Pramoedya ananta toer


Pada masa kemerdekaan Indonesia, ia mengikuti kelompok militer di Jawa dan kerap ditempatkan di Jakarta pada akhir perang kemerdekaan. Ia menulis cerpen serta buku di sepanjang karier militernya dan ketika dipenjara Belanda di Jakarta pada 1948 dan 1949. Pada 1950-an ia tinggal di Belanda sebagai bagian dari program pertukaran budaya, dan ketika kembali ke Indonesia ia menjadi anggota Lekra, salah satu organisasi sayap kiri di Indonesia. 

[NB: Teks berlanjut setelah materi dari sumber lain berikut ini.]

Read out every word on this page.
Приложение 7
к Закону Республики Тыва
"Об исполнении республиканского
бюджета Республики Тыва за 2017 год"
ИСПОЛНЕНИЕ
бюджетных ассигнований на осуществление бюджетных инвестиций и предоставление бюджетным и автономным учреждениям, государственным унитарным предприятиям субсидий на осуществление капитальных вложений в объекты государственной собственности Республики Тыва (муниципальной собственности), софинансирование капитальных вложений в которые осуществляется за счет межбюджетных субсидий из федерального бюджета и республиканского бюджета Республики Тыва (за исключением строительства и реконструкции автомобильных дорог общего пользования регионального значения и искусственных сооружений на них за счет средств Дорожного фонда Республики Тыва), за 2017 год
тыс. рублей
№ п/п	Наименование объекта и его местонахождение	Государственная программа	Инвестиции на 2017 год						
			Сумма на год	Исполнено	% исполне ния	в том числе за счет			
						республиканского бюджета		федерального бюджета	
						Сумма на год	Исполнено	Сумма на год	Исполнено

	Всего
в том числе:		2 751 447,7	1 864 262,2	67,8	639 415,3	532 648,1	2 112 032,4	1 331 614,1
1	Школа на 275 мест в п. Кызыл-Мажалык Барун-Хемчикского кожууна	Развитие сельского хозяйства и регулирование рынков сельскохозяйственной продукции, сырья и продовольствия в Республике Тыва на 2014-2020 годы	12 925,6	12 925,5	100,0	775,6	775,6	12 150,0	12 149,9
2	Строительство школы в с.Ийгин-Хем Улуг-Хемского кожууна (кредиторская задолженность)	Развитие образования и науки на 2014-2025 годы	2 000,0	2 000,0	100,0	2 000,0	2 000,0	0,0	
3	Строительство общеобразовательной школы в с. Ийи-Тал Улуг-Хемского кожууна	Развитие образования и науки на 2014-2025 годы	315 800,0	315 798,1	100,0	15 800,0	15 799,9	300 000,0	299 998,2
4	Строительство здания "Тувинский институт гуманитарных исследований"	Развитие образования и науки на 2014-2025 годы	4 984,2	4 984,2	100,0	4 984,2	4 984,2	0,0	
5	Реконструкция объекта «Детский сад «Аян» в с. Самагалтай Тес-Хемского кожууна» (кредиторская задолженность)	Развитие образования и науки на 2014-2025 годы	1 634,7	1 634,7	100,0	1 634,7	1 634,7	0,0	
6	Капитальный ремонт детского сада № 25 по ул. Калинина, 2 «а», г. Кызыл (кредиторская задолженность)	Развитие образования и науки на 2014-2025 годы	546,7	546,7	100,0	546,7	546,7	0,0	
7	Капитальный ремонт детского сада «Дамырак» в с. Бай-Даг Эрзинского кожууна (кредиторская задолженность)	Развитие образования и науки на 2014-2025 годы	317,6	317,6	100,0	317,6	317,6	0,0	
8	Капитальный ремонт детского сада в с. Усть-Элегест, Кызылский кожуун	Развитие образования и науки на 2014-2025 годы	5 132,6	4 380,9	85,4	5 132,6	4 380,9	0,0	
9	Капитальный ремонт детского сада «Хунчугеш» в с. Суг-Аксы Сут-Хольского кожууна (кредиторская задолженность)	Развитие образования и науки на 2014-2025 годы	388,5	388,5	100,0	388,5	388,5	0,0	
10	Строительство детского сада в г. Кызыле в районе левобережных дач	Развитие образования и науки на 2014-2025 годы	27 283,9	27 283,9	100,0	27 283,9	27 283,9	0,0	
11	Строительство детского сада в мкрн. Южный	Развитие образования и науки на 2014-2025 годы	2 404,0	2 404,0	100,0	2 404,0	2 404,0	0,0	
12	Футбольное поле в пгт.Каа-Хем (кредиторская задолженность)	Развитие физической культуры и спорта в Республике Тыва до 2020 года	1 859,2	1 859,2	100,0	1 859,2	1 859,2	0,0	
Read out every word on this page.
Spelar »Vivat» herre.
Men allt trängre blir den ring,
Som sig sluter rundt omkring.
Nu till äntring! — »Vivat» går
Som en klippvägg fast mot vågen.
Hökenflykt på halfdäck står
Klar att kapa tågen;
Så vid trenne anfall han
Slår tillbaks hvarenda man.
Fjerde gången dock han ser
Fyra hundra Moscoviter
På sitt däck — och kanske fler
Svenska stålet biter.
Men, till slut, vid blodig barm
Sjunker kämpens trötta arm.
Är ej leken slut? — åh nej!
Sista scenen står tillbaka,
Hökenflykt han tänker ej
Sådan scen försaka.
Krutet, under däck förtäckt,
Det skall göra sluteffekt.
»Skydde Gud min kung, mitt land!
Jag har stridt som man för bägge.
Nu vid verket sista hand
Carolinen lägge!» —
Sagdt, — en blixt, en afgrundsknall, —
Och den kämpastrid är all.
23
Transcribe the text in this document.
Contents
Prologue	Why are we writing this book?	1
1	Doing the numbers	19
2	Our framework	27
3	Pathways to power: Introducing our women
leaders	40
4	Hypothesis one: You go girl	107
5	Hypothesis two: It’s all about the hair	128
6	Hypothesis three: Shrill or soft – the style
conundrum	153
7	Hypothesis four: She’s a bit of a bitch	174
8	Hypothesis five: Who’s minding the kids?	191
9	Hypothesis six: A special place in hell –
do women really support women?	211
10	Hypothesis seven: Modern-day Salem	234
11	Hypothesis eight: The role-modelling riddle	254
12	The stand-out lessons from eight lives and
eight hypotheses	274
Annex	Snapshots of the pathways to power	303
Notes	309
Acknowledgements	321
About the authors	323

Gaya penulisannya berubah selama masa itu, sebagaimana yang ditunjukkan dalam karyanya Korupsi, fiksi kritik pada pamong praja yang jatuh di atas perangkap korupsi. Hal ini menciptakan friksi antara dia dan pemerintahan Soekarno.

Selama masa itu, ia mulai mempelajari penyiksaan terhadap Tionghoa Indonesia, kemudian pada saat yang sama, ia pun mulai berhubungan erat dengan para penulis di Tiongkok. Khususnya, ia menerbitkan rangkaian surat-menyurat dengan penulis Tionghoa yang membicarakan sejarah Tionghoa di Indonesia, berjudul Hoakiau di Indonesia. Ia merupakan kritikus yang tak mengacuhkan pemerintahan Jawa-sentris pada keperluan dan keinginan dari daerah lain di Indonesia, dan secara terkenal mengusulkan bahwa pemerintahan mesti dipindahkan ke luar Jawa. Pada 1960-an ia ditahan pemerintahan Soeharto karena pandangan pro-Komunis Tiongkoknya. Bukunya dilarang dari peredaran, dan ia ditahan tanpa pengadilan di Nusakambangan di lepas pantai Jawa, dan akhirnya di pulau Buru di kawasan timur Indonesia.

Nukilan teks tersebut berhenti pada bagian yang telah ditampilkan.